After validation, all findings are presented with remediation guidance from an experienced engineer who manually reviewed them, so they’re surfaced with contextual understanding, prescriptive next steps, and an actual person who can help.

This multi-layered filtering ensures the controls that interact with developers activate only when it’s important, actionable, and with remediation support.

*A security risk flagged by a code security scanner validated by an expert with an additional insight and guidance in a “Remediation” section.*

Validation for Non-Deterministic Risks

In parallel, to catch flaws at greater architectural depths, our Hai Hotspots model traverses the changes and repositories. Designed to mimic how a human engineer would navigate a codebase for security flaws, it poses unexpected scenarios with risk implications and then analyzes reachability with indexing techniques that use symbol definitions and references to learn implementation.

The power of this technology is its non-deterministic output - which is weakly actionable if sent to a developer tasked with remediation, but highly actionable for review and investigation.

*AI-generated security hotspot warning presented to experts reviewing proposed code changes during HITL validation.*

This is where HITL validation is critical—the output is meticulously reviewed manually by an expert within the context of the entire codebase and with a powerful set of tools. If confirmed, it’s sent to developers in the form of actionable next steps.

Feedback Loops That Listen and Learn

What if a security risk can’t be confirmed with 100% confidence? Are there multiple approaches to remediation?

HITL validation introduces an expert qualified for these discussions. This is what pull/merge requests are for. Experts are assigned to proposed changes for the remainder of the pull/merge request lifecycle so anything learned from discussions is retained—creating a smart, adaptive exception management process without slowing developers down.

*AI with HITL validation enables discussion at the pull/merge request code review phase - an existing and well-established SDLC step designed for collaboration on proposed changes.*

The Human-in-the-loop Experience

Our most advanced web application is one our customers never need to see: the platform where our network of experts analyze engine outputs and manually review code.

When a threshold of risk is detected, output is populated in a specialized first-of-its-kind code review platform with the familiarity of an integrated development environment (IDE) to conduct validation.

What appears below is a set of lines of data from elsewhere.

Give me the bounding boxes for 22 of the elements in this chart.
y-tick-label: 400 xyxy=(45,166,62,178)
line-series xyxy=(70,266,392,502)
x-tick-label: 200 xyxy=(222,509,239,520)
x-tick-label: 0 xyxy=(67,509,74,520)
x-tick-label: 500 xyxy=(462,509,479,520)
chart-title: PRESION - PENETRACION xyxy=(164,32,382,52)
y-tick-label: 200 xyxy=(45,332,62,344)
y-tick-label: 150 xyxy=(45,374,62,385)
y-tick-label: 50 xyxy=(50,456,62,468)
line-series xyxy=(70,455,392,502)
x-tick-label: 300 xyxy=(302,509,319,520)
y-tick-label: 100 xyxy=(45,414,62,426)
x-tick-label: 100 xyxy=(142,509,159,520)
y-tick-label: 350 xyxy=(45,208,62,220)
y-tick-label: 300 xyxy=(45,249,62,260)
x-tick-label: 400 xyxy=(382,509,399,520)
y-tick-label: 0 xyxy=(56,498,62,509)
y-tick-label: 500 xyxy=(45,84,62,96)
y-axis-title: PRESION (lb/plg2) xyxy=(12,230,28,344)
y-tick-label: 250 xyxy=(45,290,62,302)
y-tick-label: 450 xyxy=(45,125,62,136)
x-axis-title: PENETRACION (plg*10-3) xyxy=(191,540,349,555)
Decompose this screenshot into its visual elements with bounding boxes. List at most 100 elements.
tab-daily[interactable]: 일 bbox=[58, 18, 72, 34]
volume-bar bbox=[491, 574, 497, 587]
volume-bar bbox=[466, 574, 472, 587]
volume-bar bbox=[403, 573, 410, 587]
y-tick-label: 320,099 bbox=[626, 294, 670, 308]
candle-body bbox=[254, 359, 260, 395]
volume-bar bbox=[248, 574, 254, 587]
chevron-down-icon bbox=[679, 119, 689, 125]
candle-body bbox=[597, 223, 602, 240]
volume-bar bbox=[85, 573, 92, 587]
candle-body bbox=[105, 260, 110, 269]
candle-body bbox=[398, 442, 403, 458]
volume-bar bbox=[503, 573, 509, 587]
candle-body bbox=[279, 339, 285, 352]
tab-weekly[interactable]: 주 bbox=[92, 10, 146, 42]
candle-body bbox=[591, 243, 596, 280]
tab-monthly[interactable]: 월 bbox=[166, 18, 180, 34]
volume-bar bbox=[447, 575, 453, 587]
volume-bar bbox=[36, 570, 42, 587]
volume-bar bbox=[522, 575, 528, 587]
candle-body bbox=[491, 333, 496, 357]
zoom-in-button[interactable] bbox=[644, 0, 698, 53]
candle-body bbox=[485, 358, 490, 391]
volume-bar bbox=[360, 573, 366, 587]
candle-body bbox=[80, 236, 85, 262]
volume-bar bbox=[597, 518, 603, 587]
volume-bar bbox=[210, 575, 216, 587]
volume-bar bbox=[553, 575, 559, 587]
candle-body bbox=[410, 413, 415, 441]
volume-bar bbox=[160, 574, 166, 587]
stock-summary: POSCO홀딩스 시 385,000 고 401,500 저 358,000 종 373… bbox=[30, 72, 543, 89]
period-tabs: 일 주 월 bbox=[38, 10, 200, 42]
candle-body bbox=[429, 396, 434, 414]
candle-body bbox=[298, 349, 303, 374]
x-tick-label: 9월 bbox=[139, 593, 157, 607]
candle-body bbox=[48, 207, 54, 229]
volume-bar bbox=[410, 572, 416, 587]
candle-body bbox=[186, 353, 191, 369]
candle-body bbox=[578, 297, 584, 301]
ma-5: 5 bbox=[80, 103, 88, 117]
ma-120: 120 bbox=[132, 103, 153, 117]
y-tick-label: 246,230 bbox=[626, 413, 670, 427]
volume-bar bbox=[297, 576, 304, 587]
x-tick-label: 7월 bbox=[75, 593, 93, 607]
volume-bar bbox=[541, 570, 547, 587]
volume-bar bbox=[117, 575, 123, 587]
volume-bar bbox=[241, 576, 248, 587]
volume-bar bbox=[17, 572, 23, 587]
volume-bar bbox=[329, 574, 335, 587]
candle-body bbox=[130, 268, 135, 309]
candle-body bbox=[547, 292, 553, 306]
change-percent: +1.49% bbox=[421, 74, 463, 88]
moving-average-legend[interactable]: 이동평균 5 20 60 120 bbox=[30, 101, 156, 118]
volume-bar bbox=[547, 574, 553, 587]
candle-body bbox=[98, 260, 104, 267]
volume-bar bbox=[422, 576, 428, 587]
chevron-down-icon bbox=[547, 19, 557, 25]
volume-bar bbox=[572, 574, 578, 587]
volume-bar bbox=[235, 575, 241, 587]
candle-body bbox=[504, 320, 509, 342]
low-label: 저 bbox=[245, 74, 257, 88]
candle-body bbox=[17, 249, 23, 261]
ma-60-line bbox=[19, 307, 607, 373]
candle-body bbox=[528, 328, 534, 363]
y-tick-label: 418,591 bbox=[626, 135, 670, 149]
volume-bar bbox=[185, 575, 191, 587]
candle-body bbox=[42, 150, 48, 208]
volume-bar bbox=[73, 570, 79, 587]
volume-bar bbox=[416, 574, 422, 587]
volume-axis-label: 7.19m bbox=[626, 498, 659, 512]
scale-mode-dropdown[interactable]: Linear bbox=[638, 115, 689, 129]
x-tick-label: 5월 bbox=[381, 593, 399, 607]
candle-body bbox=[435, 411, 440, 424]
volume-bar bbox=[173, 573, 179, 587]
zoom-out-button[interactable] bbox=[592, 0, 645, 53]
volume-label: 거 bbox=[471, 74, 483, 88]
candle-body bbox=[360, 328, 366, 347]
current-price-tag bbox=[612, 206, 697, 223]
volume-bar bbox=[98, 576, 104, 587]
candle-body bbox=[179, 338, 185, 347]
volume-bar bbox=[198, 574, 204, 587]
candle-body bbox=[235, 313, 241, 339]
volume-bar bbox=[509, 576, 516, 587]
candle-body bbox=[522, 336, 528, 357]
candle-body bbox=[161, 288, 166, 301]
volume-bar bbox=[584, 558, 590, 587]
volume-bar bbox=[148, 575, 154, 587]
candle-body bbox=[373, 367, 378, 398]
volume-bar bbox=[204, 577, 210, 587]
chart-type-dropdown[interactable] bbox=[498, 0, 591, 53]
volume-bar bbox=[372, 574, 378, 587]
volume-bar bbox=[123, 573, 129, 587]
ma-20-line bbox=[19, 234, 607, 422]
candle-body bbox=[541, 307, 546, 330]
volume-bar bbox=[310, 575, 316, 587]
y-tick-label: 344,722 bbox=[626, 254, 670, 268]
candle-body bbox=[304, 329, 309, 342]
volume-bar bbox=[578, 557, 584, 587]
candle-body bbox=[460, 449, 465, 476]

A lot needs to be known quickly. Analysis of the code is visually sequenced based on priority focus areas with cognitive load awareness. They know what was changed and why and access areas unchanged to gain full context.

*Tooling for HITL validation on HackerOne PullRequest.*

What Does it Look Like?

When proposed changes are analyzed and determined not to contain security risks, developers are informed quickly in built-in pipeline checks—usually completing within 2 minutes.

*Lifecycle of security analysis where changes do not contain security risks.*

*Results from Scanning Engine and Hai Hotspots model as pipeline check.*

When changes contain possible security risks that need review, they’re triaged for non-blocking human expert review. Validation is usually completed within 90 minutes.

*Lifecycle of security risk analysis with HITL validation.*

*Results of HITL validation visible to developers as interactive peer code review commentary.*

Conclusion

Security controls that interface directly with developers need to understand how developers work. They need to be actionable, non-blocking, and include remediation as part of the solution. HackerOne PullRequest makes this possible because of all that happens behind the scenes. By combining human expertise with thoughtfully deployed AI models and agents, the platform can learn context, provide feedback, filter SAST and SCA warnings, find vulnerabilities, and help developers fix them all within the workflows they already use and without sacrificing velocity.